If the cyber warfare czar is, in fact, a czar, the first thing he or she should do is give himself a promotion, which won’t happen.

In the meantime there are competing interests at the Department of Defense, the National Security Agency, the CIA, the Department of Homeland Security, the Department of Justice, and possibly elsewhere.  Each of these agencies is building its own cyber warfare capability, each with a different agenda both stated and real.  The stated agendas are to play either cyber defense or offense.  The actual agendas are to protect departmental turf from the new cyber warfare czar, to undermine him or her.
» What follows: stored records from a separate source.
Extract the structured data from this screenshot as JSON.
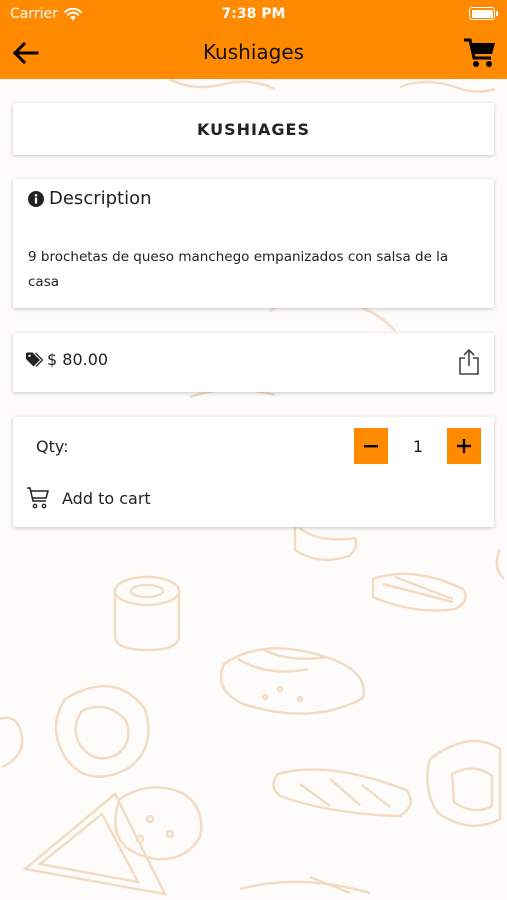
{
  "status_bar": {
    "carrier": "Carrier",
    "time": "7:38 PM"
  },
  "navbar": {
    "title": "Kushiages",
    "back_icon": "arrow-left-icon",
    "cart_icon": "shopping-cart-icon"
  },
  "product": {
    "name": "KUSHIAGES",
    "description_heading": "Description",
    "description_text": "9 brochetas de queso manchego empanizados con salsa de la casa",
    "price": "$ 80.00"
  },
  "cart": {
    "qty_label": "Qty:",
    "qty_value": "1",
    "add_to_cart_label": "Add to cart"
  },
  "colors": {
    "accent": "#ff8a00",
    "background_art": "#f3dcc3"
  }
}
Let’s go back to Billy Mitchell for a moment and think about how the technology of aerial warfare came to be in his era.  Most of the military services developed their own air capability as lip service to the idea while actually protecting major — and antiquated — weapon systems.  The U.S. Navy bought some planes and built some aircraft carriers, but not at the expense of battleships.  Even when naval air power came to the fore during World War II it was almost an accident, since the only surviving capital ships in the Pacific after the attack on Pearl Harbor were aircraft carriers, the battleships having for the most part been destroyed.  So the Navy had to rely on air power since that’s the only power it still had.

They weren’t smart at all, just lucky.

It is rare in U.S. military history for a technological innovation to come down on our side.  That’s because as self-designated good guys we are generally playing defense and defense doesn’t usually get the cool new toys.  It’s only in the U.S. development of nuclear weapons that we got a jump on the rest of the world — a jump that put us firmly in control for half a century (now past).

We are woefully unprepared for cyber warfare mainly because the military doesn’t want to lose funding for its other weapons — weapons that are likely to be rendered unusable or, worse still, actually used against us in a cyber attack.

Yes, it is that bad.

The best position here is to make cyber warfare a real priority, give the cyber czar some actual authority, and have him or her report to the President.  Otherwise the lessons of Billy Mitchell will have been forgotten and our first cyber war could be our last.